Good carbs VS bad carbs

Once you've learned about low carb foods, the second most important thing a person on a low carb diet needs to know is which are good carbs, and which are bad carbs. First of all, the technical term for good carbs is complex carbs, and the technical term for bad carbs is simple carbs. Bad carbs (simple) are high glycemic. Good carbs (complex) are low glycemic. The term "glycemic" refers to the amount and speed a food will raise your blood sugar and insulin levels (which leads to fat gain).

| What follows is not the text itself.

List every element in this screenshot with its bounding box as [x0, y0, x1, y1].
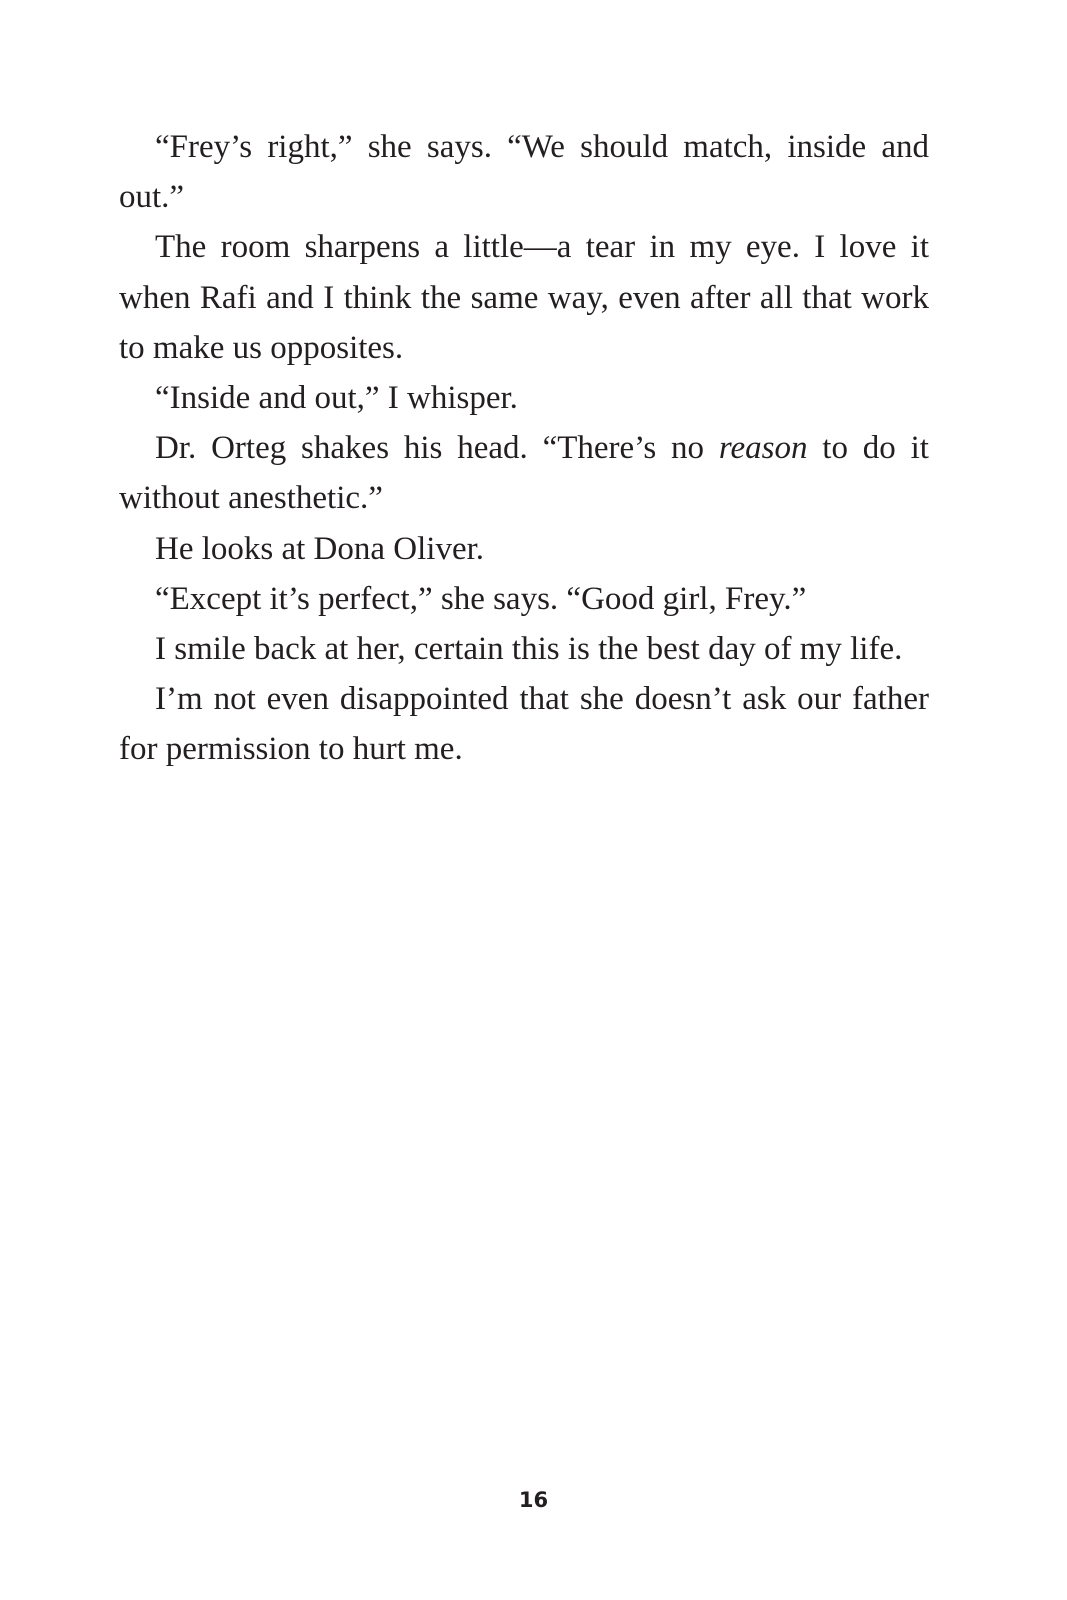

"Bad carbs" (simple) are foods like white bread, white rice, pasta and all typical junk food high in sugar.
"Good carbs" (complex) on the other hand are foods such as oatmeal, whole wheat bread, brown rice, and other whole grains.

Does it actually work?

Yes, people have lost weight on a low carb diet. That is the truth. However, bare in mind that people tend to lose a lot of weight early with this method of weight loss because of all of the water they are losing. Due to eating only low carb foods, glycogen is used for energy, and this causes a decrease in water weight. Also bare in mind that limiting carbs is also limiting calories. A decrease in calories often leads to a decrease in weight.

My personal opinion...

As I mentioned before, the low carb diet can lead to weight loss. People have indeed lost weight using it. If the whole low carb foods craze appeals to you, then by all means, give it shot. If the whole theory behind it all seems like something that is right for you, go for it. I want to make that point clear. Some diets fit certain people better, and maybe this one fits you. However, to me the low carb diet is like hopping on 1 leg to get somewhere when you could have just walked. You may still get there, but your method of travel was unnecessary. My personal opinion? I prefer to walk instead of hop. However you get there is completely up to you.